Comment by Miraltar

Comment by Miraltar 2 days ago

7 replies

I guess it would be interesting but differentiating pollution from language evolution seems very tricky since getting a non polluted corpus gets harder and harder

Retr0id 2 days ago

Arguably it is a form of language evolution. I bet humans have started using "delve" more too, on average. I think the best we can do is look at the trends and think about potential causes.

  • rvnx 2 days ago

    “Seamless”, “honed”, “unparalleled”, “delve” are now polluting the landscape because of monkeys repeating what ChatGPT says without even questioning what the words mean.

    Everything is “seamless” nowadays.
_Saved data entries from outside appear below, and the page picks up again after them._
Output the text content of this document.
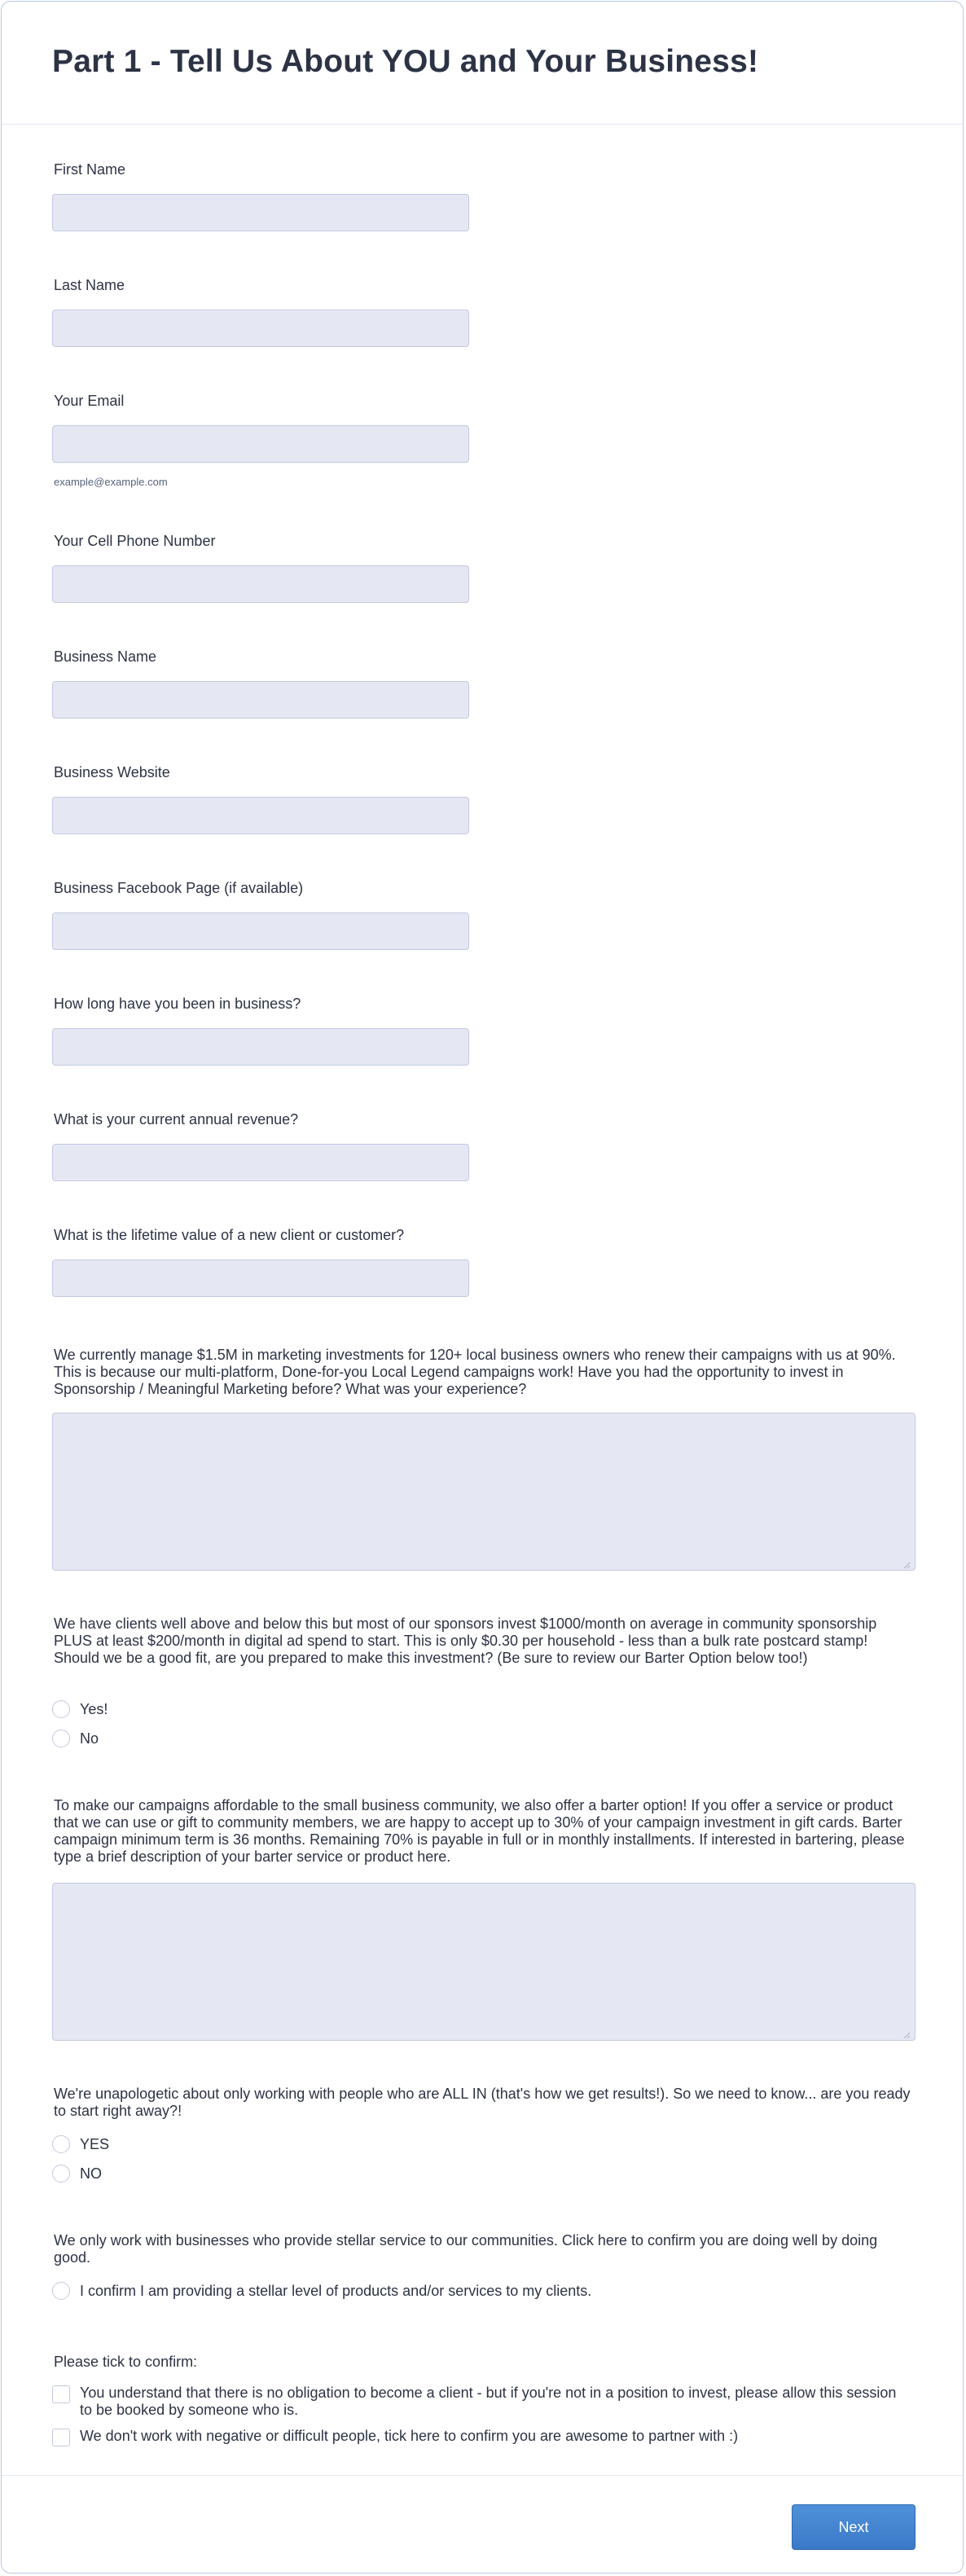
Part 1 - Tell Us About YOU and Your Business!

First Name

Last Name

Your Email

example@example.com

Your Cell Phone Number

Business Name

Business Website

Business Facebook Page (if available)

How long have you been in business?

What is your current annual revenue?

What is the lifetime value of a new client or customer?

We currently manage $1.5M in marketing investments for 120+ local business owners who renew their campaigns with us at 90%. This is because our multi-platform, Done-for-you Local Legend campaigns work! Have you had the opportunity to invest in Sponsorship / Meaningful Marketing before? What was your experience?

We have clients well above and below this but most of our sponsors invest $1000/month on average in community sponsorship PLUS at least $200/month in digital ad spend to start. This is only $0.30 per household - less than a bulk rate postcard stamp! Should we be a good fit, are you prepared to make this investment? (Be sure to review our Barter Option below too!)

Yes!
No

To make our campaigns affordable to the small business community, we also offer a barter option! If you offer a service or product that we can use or gift to community members, we are happy to accept up to 30% of your campaign investment in gift cards. Barter campaign minimum term is 36 months. Remaining 70% is payable in full or in monthly installments. If interested in bartering, please type a brief description of your barter service or product here.

We're unapologetic about only working with people who are ALL IN (that's how we get results!). So we need to know... are you ready to start right away?!

YES
NO

We only work with businesses who provide stellar service to our communities. Click here to confirm you are doing well by doing good.

I confirm I am providing a stellar level of products and/or services to my clients.

Please tick to confirm:

You understand that there is no obligation to become a client - but if you're not in a position to invest, please allow this session to be booked by someone who is.
We don't work with negative or difficult people, tick here to confirm you are awesome to partner with :)
Next
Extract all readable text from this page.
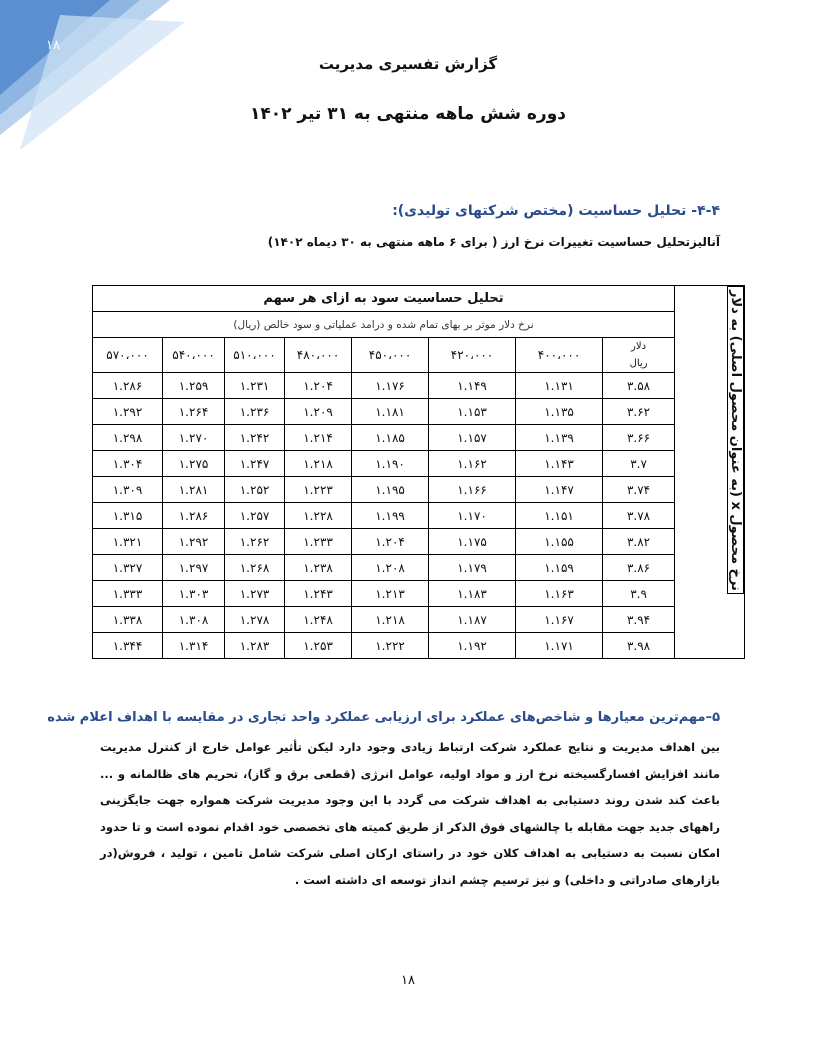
۱۸
گزارش تفسیری مدیریت
دوره شش ماهه منتهی به ۳۱ تیر ۱۴۰۲
۴-۴- تحلیل حساسیت (مختص شرکتهای تولیدی):
آنالیزتحلیل حساسیت تغییرات نرخ ارز ( برای ۶ ماهه منتهی به ۳۰ دیماه ۱۴۰۲)
نرخ محصول x (به عنوان محصول اصلی) به دلار	تحلیل حساسیت سود به ازای هر سهم							
	نرخ دلار موثر بر بهای تمام شده و درامد عملیاتی و سود خالص (ریال)							

	دلار
ریال	۴۰۰،۰۰۰	۴۲۰،۰۰۰	۴۵۰،۰۰۰	۴۸۰،۰۰۰	۵۱۰،۰۰۰	۵۴۰،۰۰۰	۵۷۰،۰۰۰
	۳.۵۸	۱.۱۳۱	۱.۱۴۹	۱.۱۷۶	۱.۲۰۴	۱.۲۳۱	۱.۲۵۹	۱.۲۸۶
	۳.۶۲	۱.۱۳۵	۱.۱۵۳	۱.۱۸۱	۱.۲۰۹	۱.۲۳۶	۱.۲۶۴	۱.۲۹۲
	۳.۶۶	۱.۱۳۹	۱.۱۵۷	۱.۱۸۵	۱.۲۱۴	۱.۲۴۲	۱.۲۷۰	۱.۲۹۸
	۳.۷	۱.۱۴۳	۱.۱۶۲	۱.۱۹۰	۱.۲۱۸	۱.۲۴۷	۱.۲۷۵	۱.۳۰۴
	۳.۷۴	۱.۱۴۷	۱.۱۶۶	۱.۱۹۵	۱.۲۲۳	۱.۲۵۲	۱.۲۸۱	۱.۳۰۹
	۳.۷۸	۱.۱۵۱	۱.۱۷۰	۱.۱۹۹	۱.۲۲۸	۱.۲۵۷	۱.۲۸۶	۱.۳۱۵
	۳.۸۲	۱.۱۵۵	۱.۱۷۵	۱.۲۰۴	۱.۲۳۳	۱.۲۶۲	۱.۲۹۲	۱.۳۲۱
	۳.۸۶	۱.۱۵۹	۱.۱۷۹	۱.۲۰۸	۱.۲۳۸	۱.۲۶۸	۱.۲۹۷	۱.۳۲۷
	۳.۹	۱.۱۶۳	۱.۱۸۳	۱.۲۱۳	۱.۲۴۳	۱.۲۷۳	۱.۳۰۳	۱.۳۳۳
	۳.۹۴	۱.۱۶۷	۱.۱۸۷	۱.۲۱۸	۱.۲۴۸	۱.۲۷۸	۱.۳۰۸	۱.۳۳۸
	۳.۹۸	۱.۱۷۱	۱.۱۹۲	۱.۲۲۲	۱.۲۵۳	۱.۲۸۳	۱.۳۱۴	۱.۳۴۴
۵–مهم‌ترین معیارها و شاخص‌های عملکرد برای ارزیابی عملکرد واحد تجاری در مقایسه با اهداف اعلام شده
بین اهداف مدیریت و نتایج عملکرد شرکت ارتباط زیادی وجود دارد لیکن تأثیر عوامل خارج از کنترل مدیریت مانند افزایش افسارگسیخته نرخ ارز و مواد اولیه، عوامل انرژی (قطعی برق و گاز)، تحریم های ظالمانه و ... باعث کند شدن روند دستیابی به اهداف شرکت می گردد با این وجود مدیریت شرکت همواره جهت جایگزینی راههای جدید جهت مقابله با چالشهای فوق الذکر از طریق کمیته های تخصصی خود اقدام نموده است و تا حدود امکان نسبت به دستیابی به اهداف کلان خود در راستای ارکان اصلی شرکت شامل تامین ، تولید ، فروش(در بازارهای صادراتی و داخلی) و نیز ترسیم چشم انداز توسعه ای داشته است .
۱۸
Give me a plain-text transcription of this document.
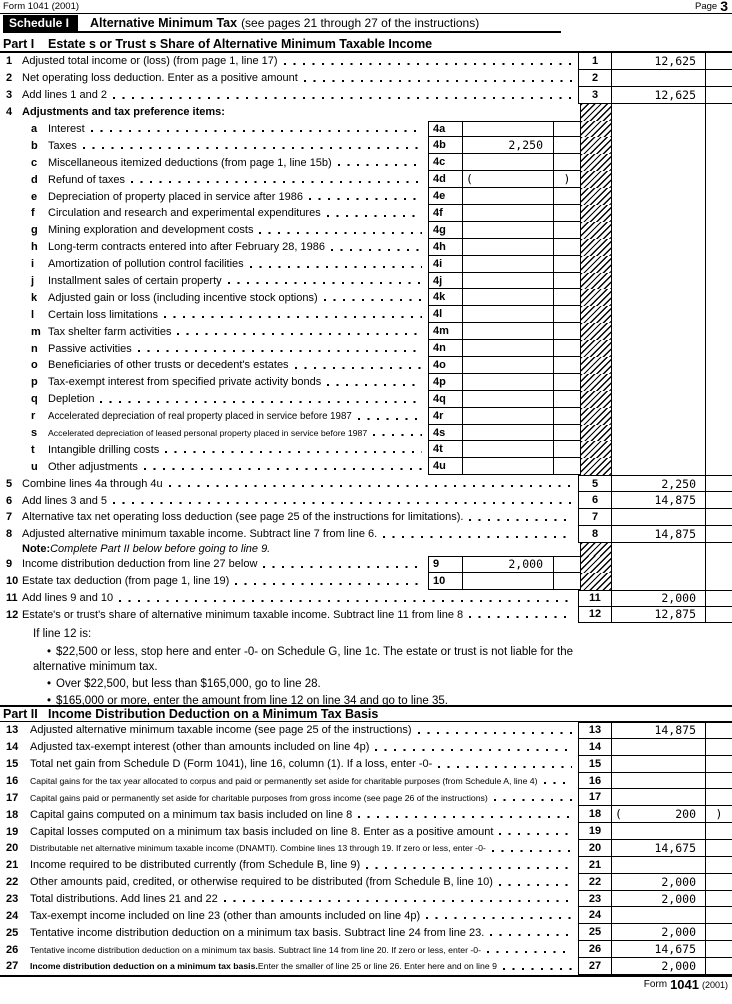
Form 1041 (2001)	Page 3
Schedule I	Alternative Minimum Tax (see pages 21 through 27 of the instructions)
Part I	Estate s or Trust s Share of Alternative Minimum Taxable Income
1 Adjusted total income or (loss) (from page 1, line 17)	1	12,625
2 Net operating loss deduction. Enter as a positive amount	2
3 Add lines 1 and 2	3	12,625
4 Adjustments and tax preference items:
a Interest	4a
b Taxes	4b	2,250
c Miscellaneous itemized deductions (from page 1, line 15b)	4c
d Refund of taxes	4d	(	)
e Depreciation of property placed in service after 1986	4e
f	Circulation and research and experimental expenditures	4f
g Mining exploration and development costs	4g
h Long-term contracts entered into after February 28, 1986	4h
i	Amortization of pollution control facilities	4i
j	Installment sales of certain property	4j
k Adjusted gain or loss (including incentive stock options)	4k
l	Certain loss limitations	4l
m Tax shelter farm activities	4m
n Passive activities	4n
o Beneficiaries of other trusts or decedent's estates	4o
p Tax-exempt interest from specified private activity bonds	4p
q Depletion	4q
r	Accelerated depreciation of real property placed in service before 1987	4r
s	Accelerated depreciation of leased personal property placed in service before 1987	4s
t	Intangible drilling costs	4t
u Other adjustments	4u
5 Combine lines 4a through 4u	5	2,250
6 Add lines 3 and 5	6	14,875
7 Alternative tax net operating loss deduction (see page 25 of the instructions for limitations).	7
8 Adjusted alternative minimum taxable income. Subtract line 7 from line 6.	8	14,875
Note: Complete Part II below before going to line 9.
9 Income distribution deduction from line 27 below	9	2,000
10 Estate tax deduction (from page 1, line 19)	10
11 Add lines 9 and 10	11	2,000
12 Estate's or trust's share of alternative minimum taxable income. Subtract line 11 from line 8	12	12,875
If line 12 is:
• $22,500 or less, stop here and enter -0- on Schedule G, line 1c. The estate or trust is not liable for the alternative minimum tax.
• Over $22,500, but less than $165,000, go to line 28.
• $165,000 or more, enter the amount from line 12 on line 34 and go to line 35.
Part II Income Distribution Deduction on a Minimum Tax Basis
13	Adjusted alternative minimum taxable income (see page 25 of the instructions)	13	14,875
14	Adjusted tax-exempt interest (other than amounts included on line 4p)	14
15	Total net gain from Schedule D (Form 1041), line 16, column (1). If a loss, enter -0-	15
16	Capital gains for the tax year allocated to corpus and paid or permanently set aside for charitable purposes (from Schedule A, line 4)	16
17	Capital gains paid or permanently set aside for charitable purposes from gross income (see page 26 of the instructions)	17
18	Capital gains computed on a minimum tax basis included on line 8	18	(	200 )
19	Capital losses computed on a minimum tax basis included on line 8. Enter as a positive amount	19
20	Distributable net alternative minimum taxable income (DNAMTI). Combine lines 13 through 19. If zero or less, enter -0-	20	14,675
21	Income required to be distributed currently (from Schedule B, line 9)	21
22	Other amounts paid, credited, or otherwise required to be distributed (from Schedule B, line 10)	22	2,000
23	Total distributions. Add lines 21 and 22	23	2,000
24	Tax-exempt income included on line 23 (other than amounts included on line 4p)	24
25	Tentative income distribution deduction on a minimum tax basis. Subtract line 24 from line 23.	25	2,000
26	Tentative income distribution deduction on a minimum tax basis. Subtract line 14 from line 20. If zero or less, enter -0-	26	14,675
27	Income distribution deduction on a minimum tax basis. Enter the smaller of line 25 or line 26. Enter here and on line 9	27	2,000
Form 1041 (2001)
Like I am seamlessly commenting here.

    Arguably, the meaning of these words evolve due to misuse too.

    • oneeyedpigeon 2 days ago

      I see a lot of writing in my day-to-day, and the words that stick out most are things like "plethora" and "utilized". They're not terribly obscure, but they're just 'odd' and, maybe, formal enough to really stick out when overused.

    • lobsterthief 2 days ago

      Btw can’t people just open their prompts by instructing LLMs not to use those words?

  • pavel_lishin 2 days ago

    > I bet humans have started using "delve" more too, on average.

    I wish there were a way to check.

    • linhns 9 hours ago

      I'm seeing more and more of uses of it on this thread.

wpietri 2 days ago

One way to tackle it would be to use LLMs to generate synthetic corpuses, so you have some good fingerprints for pollution. But even there I'm not sure how doable that is given the speed at which LLMs are being updated. Even if I know a particular page was created in, say, January 2023, I may no longer be able to try to generate something similar now to see how suspect it is, because the precise setups of the moment may no longer be available.